Portugal tem uma nova estratégia: o otimismo. Eu não tenho nada contra. É melhor ser otimista que pessimista. Mas só o otimismo não nos salva. Será que não há nada de bom para dizer?
O primeiro-ministro diz-se sempre otimista, o presidente da República também. Os dois, na praça pública, trocam mimos muito otimistas. Marcelo revê-se no otimismo crónico, às vezes ligeiramente irritante, do seu aluno Costa. Diz que lhe vem dos tempos da faculdade, "Porque é mais novo".
É nisto que me lembro de um livro, muito divertido, maldito no seu tempo - escrito em segredo, no séc. XVIII, pelo filósofo iluminista Voltaire - e que tem o mesmo nome deste artigo: "Cândido, ou o Otimismo", onde também se contam as aventuras de um homem e do seu mestre.
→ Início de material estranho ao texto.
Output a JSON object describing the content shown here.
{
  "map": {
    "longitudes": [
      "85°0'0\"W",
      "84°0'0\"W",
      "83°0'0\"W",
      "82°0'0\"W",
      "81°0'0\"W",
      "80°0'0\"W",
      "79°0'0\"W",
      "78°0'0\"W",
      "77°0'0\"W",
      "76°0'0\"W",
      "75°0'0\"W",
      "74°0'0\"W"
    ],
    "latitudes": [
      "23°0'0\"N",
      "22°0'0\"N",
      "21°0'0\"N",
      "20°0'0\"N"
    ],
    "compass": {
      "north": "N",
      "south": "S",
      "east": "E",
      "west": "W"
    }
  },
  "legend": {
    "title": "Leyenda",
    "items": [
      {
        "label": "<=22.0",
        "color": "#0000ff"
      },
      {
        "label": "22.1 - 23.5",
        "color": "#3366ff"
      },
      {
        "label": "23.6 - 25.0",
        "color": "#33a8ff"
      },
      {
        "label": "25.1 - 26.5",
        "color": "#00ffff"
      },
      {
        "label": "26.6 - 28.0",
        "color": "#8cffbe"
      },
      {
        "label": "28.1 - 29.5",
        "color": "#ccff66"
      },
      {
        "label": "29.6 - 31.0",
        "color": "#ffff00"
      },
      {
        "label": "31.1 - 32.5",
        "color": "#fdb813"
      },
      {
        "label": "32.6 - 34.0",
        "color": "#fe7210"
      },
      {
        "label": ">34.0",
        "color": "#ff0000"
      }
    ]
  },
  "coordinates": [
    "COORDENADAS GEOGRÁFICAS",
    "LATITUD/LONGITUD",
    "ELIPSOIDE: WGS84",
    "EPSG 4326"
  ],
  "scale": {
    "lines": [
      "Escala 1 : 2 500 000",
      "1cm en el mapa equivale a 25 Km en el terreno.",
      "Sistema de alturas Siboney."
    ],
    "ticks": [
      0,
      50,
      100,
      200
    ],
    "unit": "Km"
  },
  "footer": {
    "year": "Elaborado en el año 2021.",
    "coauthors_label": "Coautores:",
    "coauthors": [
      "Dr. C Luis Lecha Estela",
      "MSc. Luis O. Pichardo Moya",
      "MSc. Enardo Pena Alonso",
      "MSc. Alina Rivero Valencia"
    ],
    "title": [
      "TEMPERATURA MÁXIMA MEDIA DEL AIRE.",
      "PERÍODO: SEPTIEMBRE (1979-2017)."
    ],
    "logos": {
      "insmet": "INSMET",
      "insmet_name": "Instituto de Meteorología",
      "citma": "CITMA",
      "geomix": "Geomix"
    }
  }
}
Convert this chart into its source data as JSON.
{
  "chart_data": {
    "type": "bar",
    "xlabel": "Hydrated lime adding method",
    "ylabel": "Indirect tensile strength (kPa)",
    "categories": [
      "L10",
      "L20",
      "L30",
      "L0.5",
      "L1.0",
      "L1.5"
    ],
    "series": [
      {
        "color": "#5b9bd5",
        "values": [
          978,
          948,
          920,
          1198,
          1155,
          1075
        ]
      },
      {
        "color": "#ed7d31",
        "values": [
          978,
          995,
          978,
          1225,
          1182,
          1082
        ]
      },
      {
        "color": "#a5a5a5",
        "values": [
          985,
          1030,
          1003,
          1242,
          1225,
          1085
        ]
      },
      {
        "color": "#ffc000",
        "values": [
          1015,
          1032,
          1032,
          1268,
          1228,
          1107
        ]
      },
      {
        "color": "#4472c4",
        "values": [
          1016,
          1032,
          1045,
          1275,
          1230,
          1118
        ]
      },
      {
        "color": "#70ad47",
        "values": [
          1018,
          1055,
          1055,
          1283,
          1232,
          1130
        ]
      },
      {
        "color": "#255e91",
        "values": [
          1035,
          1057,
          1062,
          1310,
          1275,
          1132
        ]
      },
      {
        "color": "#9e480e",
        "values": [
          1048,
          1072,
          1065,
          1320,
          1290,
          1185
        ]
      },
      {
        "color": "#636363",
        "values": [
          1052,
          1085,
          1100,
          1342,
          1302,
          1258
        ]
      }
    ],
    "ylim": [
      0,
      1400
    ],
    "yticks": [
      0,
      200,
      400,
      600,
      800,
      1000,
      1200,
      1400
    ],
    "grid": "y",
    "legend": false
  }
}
Os protagonistas não são António e Marcelo, mas sim, Cândido e Pangloss. Cândido é um jovem que vive no belo castelo de um barão e o seu mestre é um filósofo com uma ideia fixa: todos vivemos no melhor dos mundos possíveis. E tudo corria bem aos dois até que, por causa de um beijo proibido dado a Cunegundes, filha do barão, Cândido é expulso.
Começa então a sua tragédia: é recrutado à força, testemunha o massacre da guerra, a sua amada é violada por soldados, chega a Lisboa no dia do terremoto e o seu mestre é enforcado pela inquisição. Tanta sorte...
Mas voltemos ao séc. XXI e à otimista terra de Portugal. Estamos dentro do castelo do Barão? Ou já beijámos a filha do patrão?
As coisas não correm bem: o défice aumenta, o desemprego sobe, a economia estagna, os bancos rebentam, as melhores escolas fecham, o gasóleo sobe, e a justiça patina. Mas mesmo assim Marcelo e Costa estão otimistas. Será que vale mesmo a pena a esperança?
Pode ser...mas para isso temos de acreditar - como dizia às vezes Pangloss a Cândido - que todos os acontecimentos estão devidamente encadeados no melhor dos mundos possíveis; pois afinal, se não nos tivéssemos endividado como loucos, pago do nosso bolso os estragos feitos por banqueiros vigaristas, vendido ao desbarato todas as empresas estratégicas, empobrecido significativamente os portugueses, destruído o tecido económico, fechado as melhores escolas e aumentado brutalmente os impostos, não estaríamos agora aqui, ouvindo professor e aluno trocarem mimos otimistas sobre o futuro risonho que nos espera.
Enquanto isso os sindicatos estão na rua a pedir aquilo que já sabem que vão ter. Vai ser bonito!